Overhead satellite imagery provides critical time-sensitive information for use areas like disaster response, navigation, and security. Most current methods for using aerial imagery assume images are taken from directly overhead, or “near-nadir”. However, the first images available are often taken from an angle, or are “oblique”. Effects from these camera orientations complicate useful tasks like change detection, vision-aided navigation, and map alignment.
In this challenge, your goal is to make satellite imagery taken from an angle more useful for time-sensitive applications like disaster and emergency response.
To take on the challenge, you will transform RGB images taken from a satellite to more accurately determine each object’s real-world structure or “geocentric pose”. Geocentric pose is an object’s height above the ground and its orientation with respect to gravity. Calculating geocentric pose helps with detecting and classifying objects and determining object boundaries.

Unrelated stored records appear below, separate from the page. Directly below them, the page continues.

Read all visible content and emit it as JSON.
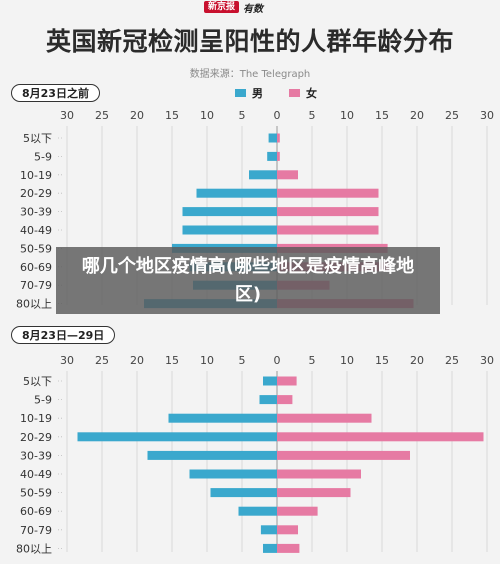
{
  "header": {
    "logo_badge": "新京报",
    "logo_script": "有数",
    "title": "英国新冠检测呈阳性的人群年龄分布",
    "source": "数据来源：The Telegraph"
  },
  "legend": {
    "male": "男",
    "female": "女"
  },
  "overlay": {
    "text": "哪几个地区疫情高(哪些地区是疫情高峰地区)"
  },
  "colors": {
    "male": "#3aa8cd",
    "female": "#e67aa3",
    "grid": "#cccccc"
  },
  "chart_data": [
    {
      "type": "bar",
      "orientation": "population-pyramid",
      "period_label": "8月23日之前",
      "axis_ticks": [
        "30",
        "25",
        "20",
        "15",
        "10",
        "5",
        "0",
        "5",
        "10",
        "15",
        "20",
        "25",
        "30"
      ],
      "xlim": [
        -30,
        30
      ],
      "categories": [
        "5以下",
        "5-9",
        "10-19",
        "20-29",
        "30-39",
        "40-49",
        "50-59",
        "60-69",
        "70-79",
        "80以上"
      ],
      "series": [
        {
          "name": "男",
          "values": [
            1.2,
            1.4,
            4,
            11.5,
            13.5,
            13.5,
            15,
            12.5,
            12,
            19
          ]
        },
        {
          "name": "女",
          "values": [
            0.4,
            0.4,
            3,
            14.5,
            14.5,
            14.5,
            15.8,
            16,
            7.5,
            19.5
          ]
        }
      ]
    },
    {
      "type": "bar",
      "orientation": "population-pyramid",
      "period_label": "8月23日—29日",
      "axis_ticks": [
        "30",
        "25",
        "20",
        "15",
        "10",
        "5",
        "0",
        "5",
        "10",
        "15",
        "20",
        "25",
        "30"
      ],
      "xlim": [
        -30,
        30
      ],
      "categories": [
        "5以下",
        "5-9",
        "10-19",
        "20-29",
        "30-39",
        "40-49",
        "50-59",
        "60-69",
        "70-79",
        "80以上"
      ],
      "series": [
        {
          "name": "男",
          "values": [
            2,
            2.5,
            15.5,
            28.5,
            18.5,
            12.5,
            9.5,
            5.5,
            2.3,
            2
          ]
        },
        {
          "name": "女",
          "values": [
            2.8,
            2.2,
            13.5,
            29.5,
            19,
            12,
            10.5,
            5.8,
            3,
            3.2
          ]
        }
      ]
    }
  ]
}
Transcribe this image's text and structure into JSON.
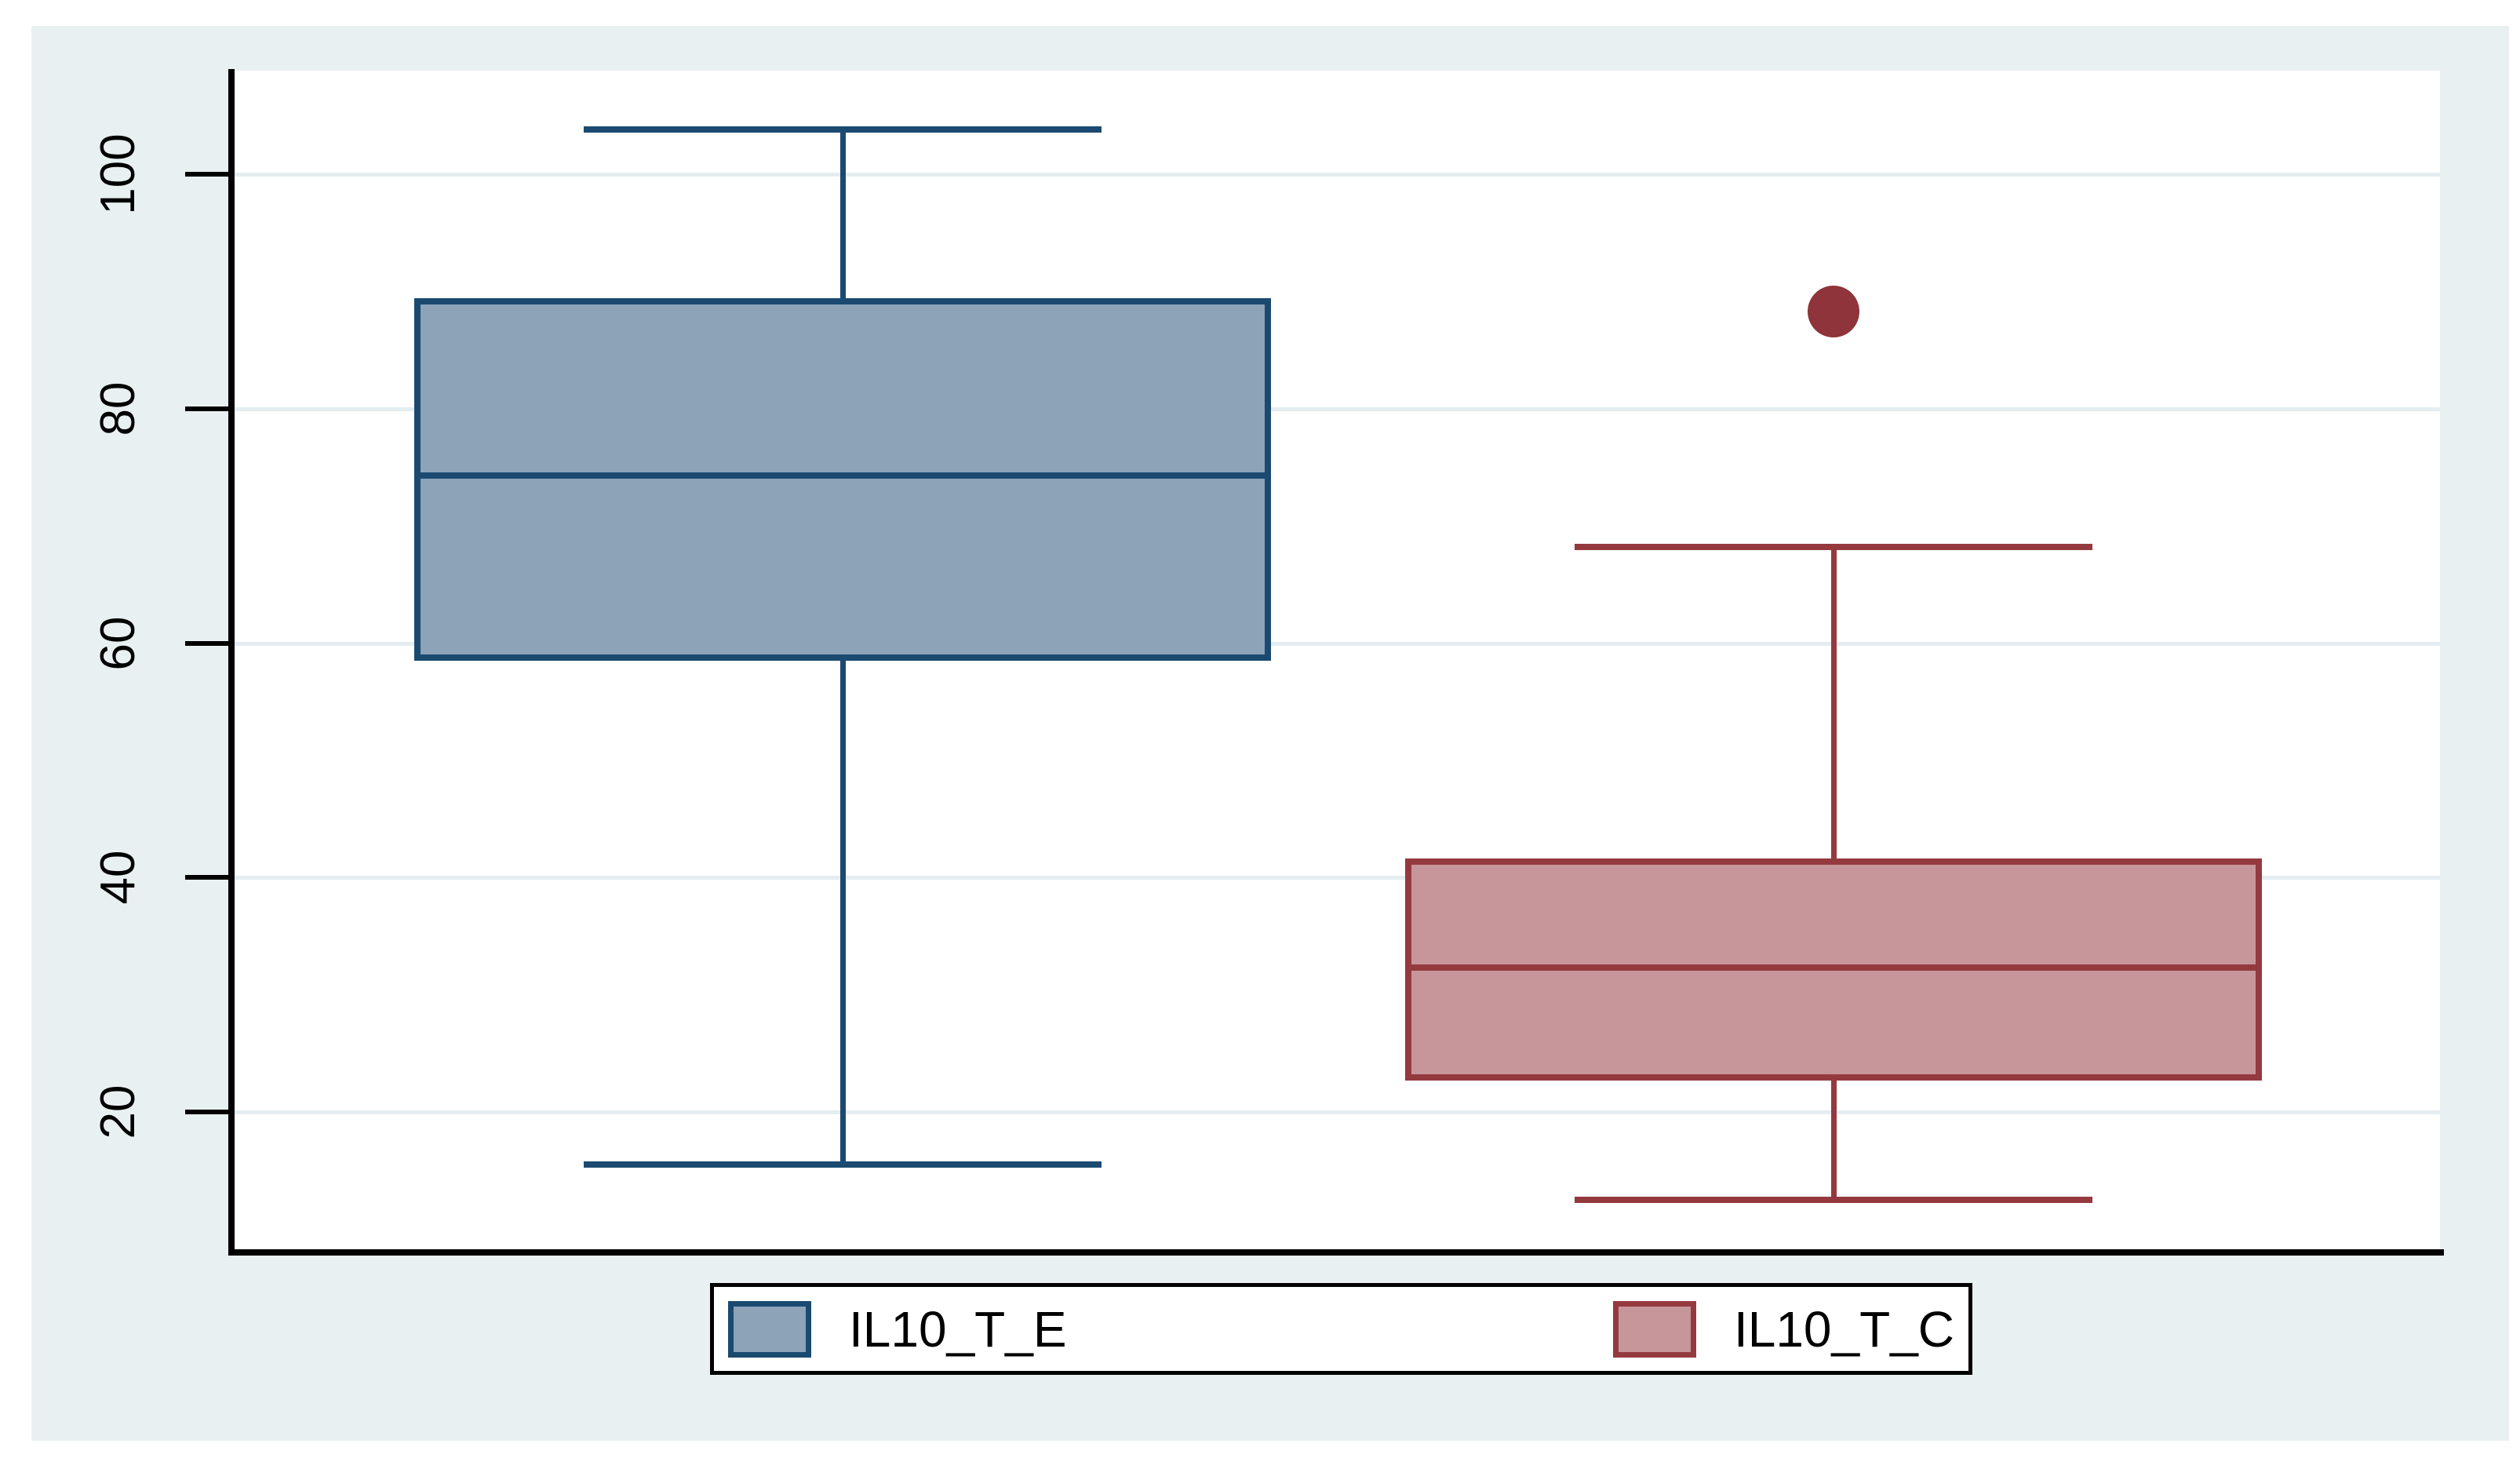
{
  "figure": {
    "background_color": "#e9f0f2",
    "plot_background_color": "#ffffff",
    "gridline_color": "#e4edf1",
    "axis_color": "#000000"
  },
  "legend": {
    "entries": [
      {
        "label": "IL10_T_E",
        "fill": "#8ca3b8",
        "border": "#1b4a70"
      },
      {
        "label": "IL10_T_C",
        "fill": "#c7969b",
        "border": "#943a3f"
      }
    ]
  },
  "chart_data": {
    "type": "boxplot",
    "title": "",
    "xlabel": "",
    "ylabel": "",
    "yticks": [
      20,
      40,
      60,
      80,
      100
    ],
    "ylim": [
      8,
      109
    ],
    "grid": true,
    "legend_position": "bottom-center",
    "series": [
      {
        "name": "IL10_T_E",
        "fill": "#8ca3b8",
        "border": "#1b4a70",
        "whisker_low": 15.5,
        "q1": 58.5,
        "median": 74.3,
        "q3": 89.4,
        "whisker_high": 103.8,
        "outliers": []
      },
      {
        "name": "IL10_T_C",
        "fill": "#c7969b",
        "border": "#943a3f",
        "whisker_low": 12.5,
        "q1": 22.7,
        "median": 32.3,
        "q3": 41.6,
        "whisker_high": 68.2,
        "outliers": [
          88.3
        ]
      }
    ]
  }
}
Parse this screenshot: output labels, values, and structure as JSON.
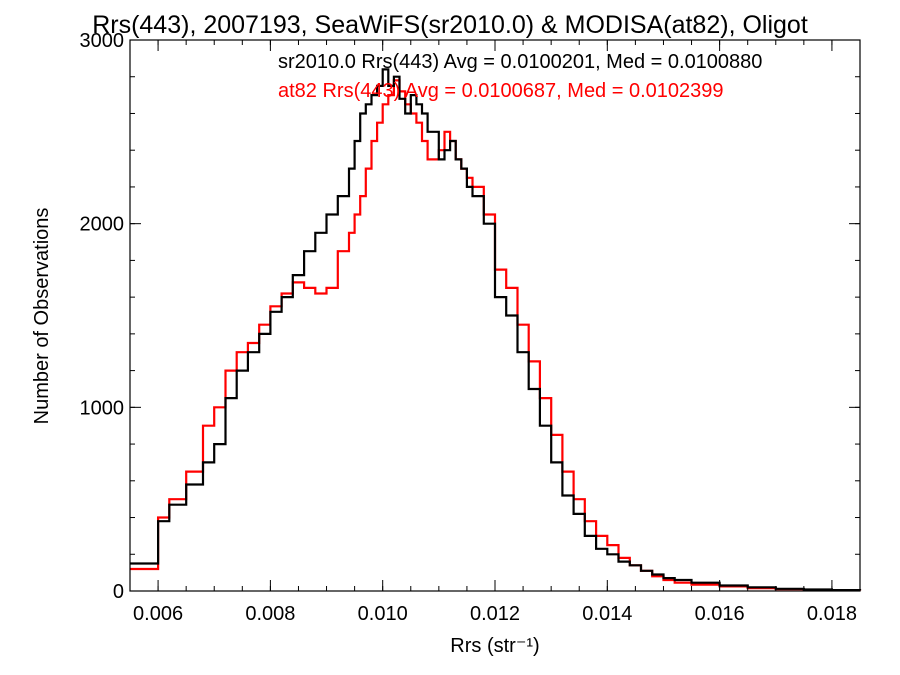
{
  "chart_data": {
    "type": "line",
    "title": "Rrs(443), 2007193, SeaWiFS(sr2010.0) & MODISA(at82), Oligot",
    "xlabel": "Rrs (str⁻¹)",
    "ylabel": "Number of Observations",
    "xlim": [
      0.0055,
      0.0185
    ],
    "ylim": [
      0,
      3000
    ],
    "x_ticks": [
      "0.006",
      "0.008",
      "0.010",
      "0.012",
      "0.014",
      "0.016",
      "0.018"
    ],
    "y_ticks": [
      "0",
      "1000",
      "2000",
      "3000"
    ],
    "grid": false,
    "step": true,
    "annotations": [
      {
        "text": "sr2010.0 Rrs(443) Avg = 0.0100201, Med = 0.0100880",
        "color": "#000000"
      },
      {
        "text": "at82 Rrs(443) Avg = 0.0100687, Med = 0.0102399",
        "color": "#ff0000"
      }
    ],
    "series": [
      {
        "name": "sr2010.0",
        "color": "#000000",
        "x": [
          0.0055,
          0.006,
          0.0062,
          0.0065,
          0.0068,
          0.007,
          0.0072,
          0.0074,
          0.0076,
          0.0078,
          0.008,
          0.0082,
          0.0084,
          0.0086,
          0.0088,
          0.009,
          0.0092,
          0.0094,
          0.0095,
          0.0096,
          0.0097,
          0.0098,
          0.0099,
          0.01,
          0.0101,
          0.0102,
          0.0103,
          0.0104,
          0.0105,
          0.0106,
          0.0107,
          0.0108,
          0.011,
          0.0111,
          0.0112,
          0.0113,
          0.0114,
          0.0115,
          0.0116,
          0.0118,
          0.012,
          0.0122,
          0.0124,
          0.0126,
          0.0128,
          0.013,
          0.0132,
          0.0134,
          0.0136,
          0.0138,
          0.014,
          0.0142,
          0.0144,
          0.0146,
          0.0148,
          0.015,
          0.0152,
          0.0155,
          0.016,
          0.0165,
          0.017,
          0.0175,
          0.018,
          0.0185
        ],
        "y": [
          150,
          380,
          470,
          580,
          700,
          800,
          1050,
          1200,
          1300,
          1400,
          1520,
          1600,
          1720,
          1850,
          1950,
          2050,
          2150,
          2300,
          2450,
          2600,
          2650,
          2700,
          2750,
          2840,
          2750,
          2800,
          2680,
          2600,
          2700,
          2650,
          2600,
          2500,
          2350,
          2400,
          2450,
          2350,
          2300,
          2200,
          2150,
          2000,
          1600,
          1500,
          1300,
          1100,
          900,
          700,
          520,
          420,
          300,
          230,
          200,
          160,
          140,
          110,
          90,
          70,
          60,
          45,
          30,
          20,
          12,
          8,
          5,
          3
        ]
      },
      {
        "name": "at82",
        "color": "#ff0000",
        "x": [
          0.0055,
          0.006,
          0.0062,
          0.0065,
          0.0068,
          0.007,
          0.0072,
          0.0074,
          0.0076,
          0.0078,
          0.008,
          0.0082,
          0.0084,
          0.0086,
          0.0088,
          0.009,
          0.0092,
          0.0094,
          0.0095,
          0.0096,
          0.0097,
          0.0098,
          0.0099,
          0.01,
          0.0101,
          0.0102,
          0.0103,
          0.0104,
          0.0105,
          0.0106,
          0.0107,
          0.0108,
          0.011,
          0.0111,
          0.0112,
          0.0113,
          0.0114,
          0.0115,
          0.0116,
          0.0118,
          0.012,
          0.0122,
          0.0124,
          0.0126,
          0.0128,
          0.013,
          0.0132,
          0.0134,
          0.0136,
          0.0138,
          0.014,
          0.0142,
          0.0144,
          0.0146,
          0.0148,
          0.015,
          0.0152,
          0.0155,
          0.016,
          0.0165,
          0.017,
          0.0175,
          0.018,
          0.0185
        ],
        "y": [
          120,
          400,
          500,
          650,
          900,
          1000,
          1200,
          1300,
          1350,
          1450,
          1550,
          1620,
          1680,
          1650,
          1620,
          1650,
          1850,
          1950,
          2050,
          2150,
          2300,
          2450,
          2550,
          2650,
          2700,
          2780,
          2720,
          2650,
          2600,
          2550,
          2450,
          2350,
          2400,
          2500,
          2450,
          2350,
          2300,
          2250,
          2200,
          2050,
          1750,
          1650,
          1450,
          1250,
          1050,
          850,
          650,
          500,
          380,
          300,
          250,
          180,
          140,
          110,
          80,
          60,
          45,
          35,
          25,
          15,
          10,
          6,
          4,
          2
        ]
      }
    ]
  }
}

By contributing to this challenge, you can help advance state-of-the-art methods for using and understanding satellite imagery. On your marks, get set, pose!
This competition will include two stages:
Submissions due July 19, 2021, 11:59 p.m. UTC
Results of predictive algorithms evaluated using the competition metric. Final rankings displayed on the private leaderboard.
Model Write-up Bonus
Submissions due Aug. 2, 2021, 11:59 p.m. UTC
Evaluated on write-ups of modeling approaches. The top 15 finalists from the Prediction Contest are eligible to submit write-ups for judging. Final winners will be selected by a judging panel.
How to compete
Click the “Compete” button in the sidebar to enroll in the competition
In this challenge, your goal is to make satellite imagery taken from a significant angle more useful for time-sensitive applications like disaster and emergency response.
This project seeks to develop an algorithm that predicts geocentric pose from single-view oblique satellite images and generalizes well to unseen world regions. Oblique images are those taken from an angle, in contrast to "nadir" images looking straight down. Geocentric pose represents object height above ground and image orientation with respect to gravity. Solutions must produce pixel-level predictions of object heights, image-level predictions of orientation angle, and image-level predictions of scale. These come together to map surface-level features to ground level.
The data set for this challenge includes satellite images of four cities: Jacksonville, Florida, USA; Omaha, Nebraska, USA; Atlanta, Georgia, USA; and San Fernando, Argentina. There are a total of 5,923 training images and 1,025 test images.
Scores displayed on the public leaderboard while the competition is running may not be exactly the same as the final scores on the private leaderboard, which are used to determine final prize rankings. Variation depends on how samples from the data are used for evaluation.
Note on external data: External data is not allowed in this competition. Participants can use pre-trained computer vision models as long as they were available freely and openly in that form at the start of the competition.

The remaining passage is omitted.